- Jacek Kurski groził mi i mojej rodzinie - powiedział
Jan Zarębski. Po gwałtownych wystąpieniach radni sejmiku zdymisjonowali wicemarszałka Jacka Kurskiego.
- Magiel i bagno - to niektóre opinie radnych o przebiegu dyskusji, do której doszło przed odwołaniem Jacka Kurskiego.
Przypomnijmy, że niecałe dwa tygodnie temu ZChN ogłosiło, iż wyrzuciło Kurskiego z partii za "gangsterstwo polityczne". Gdy wicemarszałek stracił zaplecze polityczne, radni UW, RS AWS, PO i SLD zaczęli domagać się jego odwołania. Jan Zarębski zapowiadał, że odejście Kurskiego będzie "bardzo ciężkie". I rzeczywiście.
"Odwołuje mnie partia pieniądza i interesu", "Zawsze się sprzeciwiałem, żeby sejmik był dodatkiem do wytwórni wody gazowanej", "Samorząd zadłuża się w tych samych bankach, w których firmy Jana Zarębskiego", "Koalicja PO, UW i SLD to rekomunizacja sejmiku", "95 procent wody w urzędzie to Nata" - to niektóre stwierdzenia wygłoszone wczoraj przez Kurskiego.
- To kłamstwa - odpierał Zarębski.
- Jacek Kurski groził mi, mojej żonie i dzieciom, żebym nie próbował go odwołać. Groźby przekazał telefonicznie.
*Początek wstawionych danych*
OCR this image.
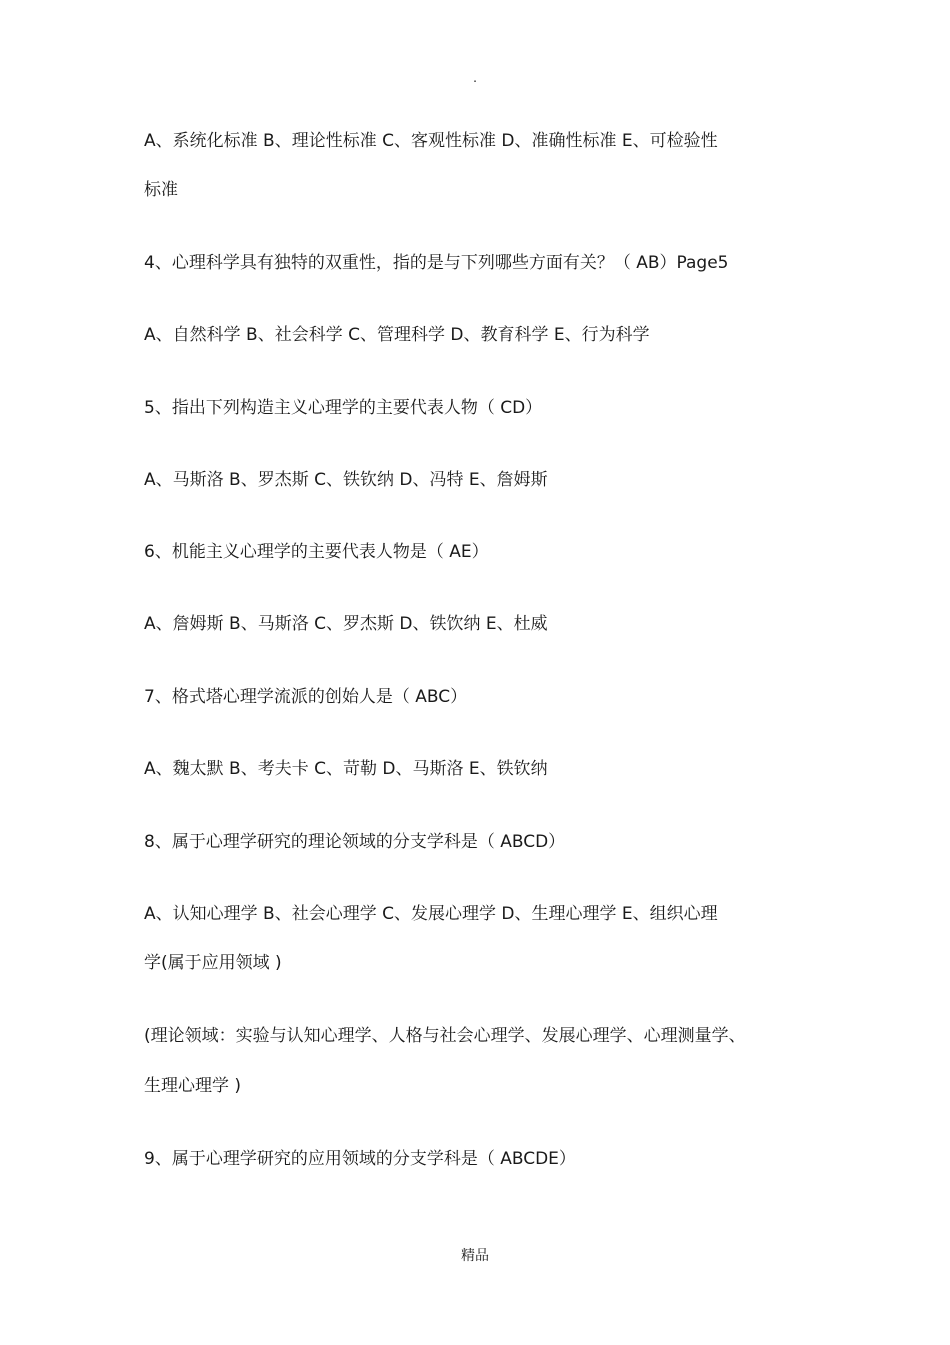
.
A、系统化标准 B、理论性标准 C、客观性标准 D、准确性标准 E、可检验性
标准
4、心理科学具有独特的双重性，指的是与下列哪些方面有关？（ AB）Page5
A、自然科学 B、社会科学 C、管理科学 D、教育科学 E、行为科学
5、指出下列构造主义心理学的主要代表人物（ CD）
A、马斯洛 B、罗杰斯 C、铁钦纳 D、冯特 E、詹姆斯
6、机能主义心理学的主要代表人物是（ AE）
A、詹姆斯 B、马斯洛 C、罗杰斯 D、铁饮纳 E、杜威
7、格式塔心理学流派的创始人是（ ABC）
A、魏太默 B、考夫卡 C、苛勒 D、马斯洛 E、铁钦纳
8、属于心理学研究的理论领域的分支学科是（ ABCD）
A、认知心理学 B、社会心理学 C、发展心理学 D、生理心理学 E、组织心理
学(属于应用领域 )
(理论领域：实验与认知心理学、人格与社会心理学、发展心理学、心理测量学、
生理心理学 )
9、属于心理学研究的应用领域的分支学科是（ ABCDE）
精品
Poza tym odbyłem z nim rozmowę w obecności Grzegorza Grzelaka (szefa sejmiku - red.), który o jej przebiegu może poświadczyć przed sądem. - Straszył pan mnie i moją rodzinę, co pan nam zrobi, jak zostanie odwołany - mówił zdenerwowany Zarębski.
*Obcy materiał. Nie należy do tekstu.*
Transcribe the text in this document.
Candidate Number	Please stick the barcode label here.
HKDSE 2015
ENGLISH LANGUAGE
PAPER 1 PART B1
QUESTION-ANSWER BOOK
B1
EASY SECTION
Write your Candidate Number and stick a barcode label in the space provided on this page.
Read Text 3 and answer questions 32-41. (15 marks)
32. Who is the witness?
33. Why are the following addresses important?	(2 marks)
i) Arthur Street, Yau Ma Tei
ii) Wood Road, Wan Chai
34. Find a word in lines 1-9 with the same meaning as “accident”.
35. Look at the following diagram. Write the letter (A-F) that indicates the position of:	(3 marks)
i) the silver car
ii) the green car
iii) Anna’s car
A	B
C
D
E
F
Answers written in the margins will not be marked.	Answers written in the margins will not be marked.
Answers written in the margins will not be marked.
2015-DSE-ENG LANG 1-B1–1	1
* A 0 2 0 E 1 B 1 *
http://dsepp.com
- Nigdy nie groziłem panu ani pańskiej rodzinie. Poinformowałem tylko, co zamierzam powiedzieć dzisiaj na sejmiku. Być może inaczej rozumiemy pewne sprawy, ale niech i tak pozostanie - stwierdził Kurski.
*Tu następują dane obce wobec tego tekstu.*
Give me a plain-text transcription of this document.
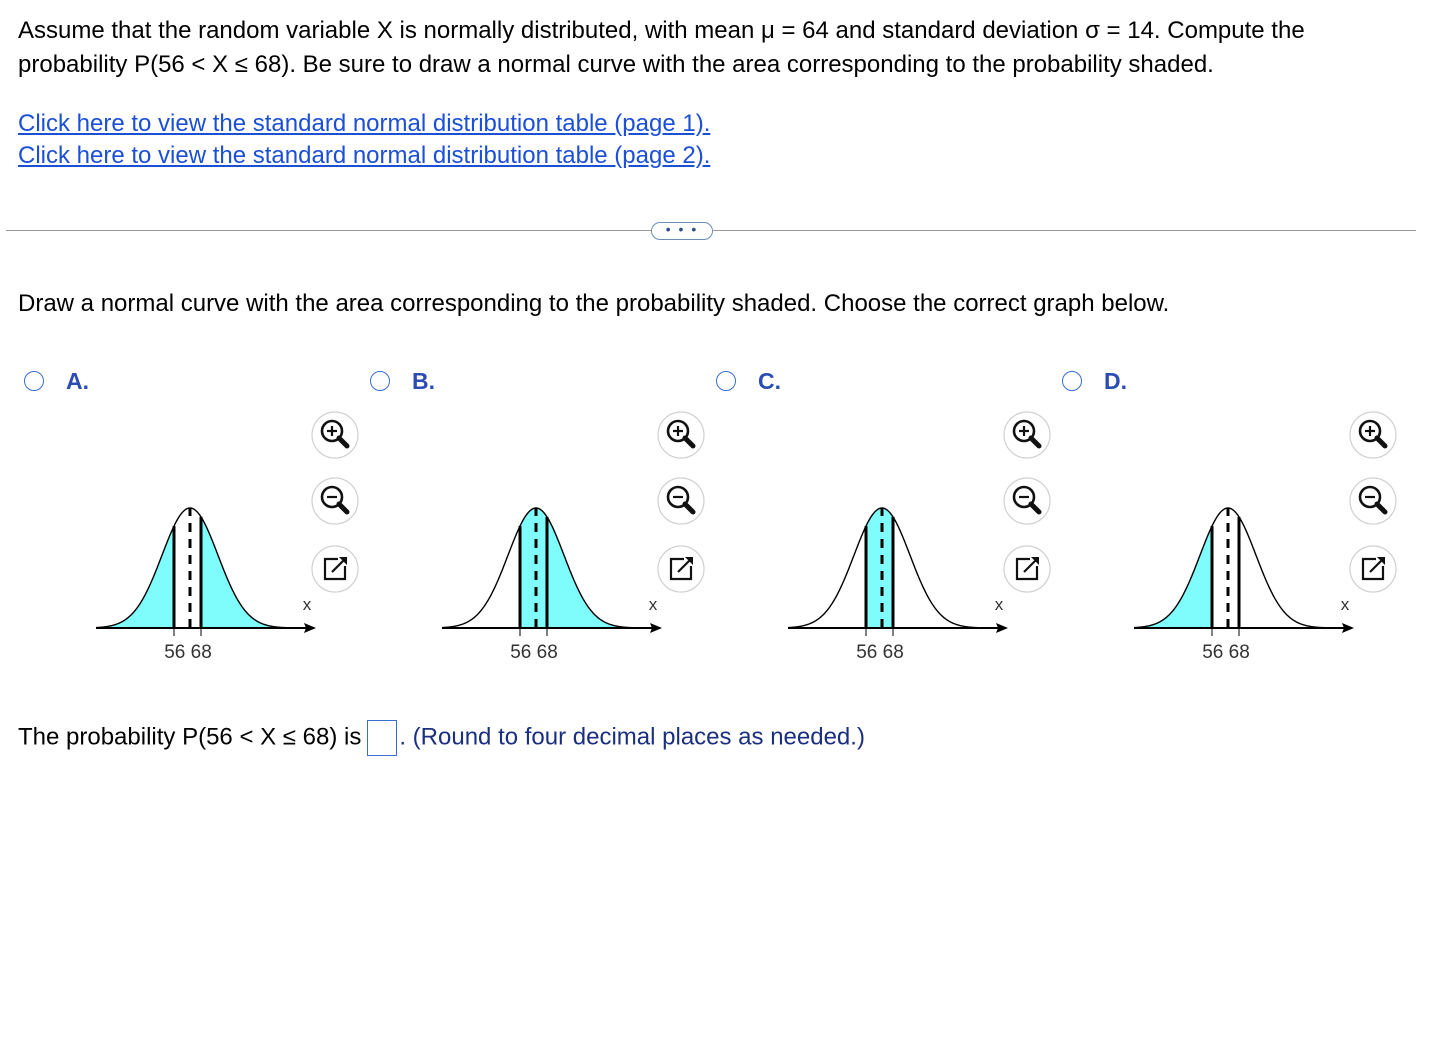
Assume that the random variable X is normally distributed, with mean μ = 64 and standard deviation σ = 14. Compute the probability P(56 < X ≤ 68). Be sure to draw a normal curve with the area corresponding to the probability shaded.
Click here to view the standard normal distribution table (page 1).
Click here to view the standard normal distribution table (page 2).
• • •
Draw a normal curve with the area corresponding to the probability shaded. Choose the correct graph below.
A.
56 68
x
B.
56 68
x
C.
56 68
x
D.
56 68
x
The probability P(56 < X ≤ 68) is . (Round to four decimal places as needed.)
Ostrą wymianę zakończyła Małgorzata Gładysz, szefowa klubu PO:
- Z podziwem patrzyłam jak marszałek Zarębski spokojnie reagował na ten stek pomówień i wyzwisk.
Za odwołaniem Kurskiego głosowało 32 radnych, 7 było przeciw. Podczas tajnego głosowania doszło do kolejnego incydentu.
- Radna Makowska wrzuciła głos swój i za Kurskiego. To może spowodować nieważność głosowania - zakomunikował Brunon Synak, wiceszef sejmiku.
- Nie zrobiłam tego - zaprzeczyła Danuta Makowska.
- Nieprawda, zrobiła - upierał się Zarębski. Jego słowa potwierdziła później komisja mająca pieczę nad głosowaniem.
Po ogłoszeniu wyników Kurski przyznał jednak, że oddał swoją kartę przyjaciołom, aby "nie marnować głosu".
- Trzy lata współpracy w zarządzie z Kurskim były "chropowate". Nie wypełniał należycie swoich obowiązków, zdarzało się, że nie przychodził do pracy. Wcześniej nie mogliśmy go odwołać, bo nie było poparcia politycznego dla tego pomysłu - powiedział "Głosowi" Jan Zarębski.
Wczoraj okazało się, że wcześniej były już próby odwołania Kurskiego. Pierwsza - po publikacjach "Głosu", w których opisaliśmy jego nielegalną podróż na urlop do Włoch służbowym peugeotem.
Odwołanie wicemarszałka, który wiele razy znajdował oparcie w Jacku Rybickim, świadczy także o zmianie układu politycznego w naszym regionie.
- Jeżeli ktoś miał wątpliwości, to rozwiało je przypominające bagno przemówienie Kurskiego - stwierdził Jacek Karnowski, szef pomorskiego SKL. - Jeżeli ktoś zarzuca swojemu szefowi przestępstwa, to dlaczego współpracował z nim przez trzy lata?
- W tej sprawie była duża jednomyślność. W ciągu kilku lat Kurski zdążył zajść za skórę prawie wszystkim - stwierdził Henryk Wojciechowski, szef klubu SLD.
Radni sejmiku na miejsce odwołanego Kurskiego powołali do zarządu Bogdana Borusewicza (UW), a na wakat po Dariuszu Sobczaku - Jana Kozłowskiego (PO).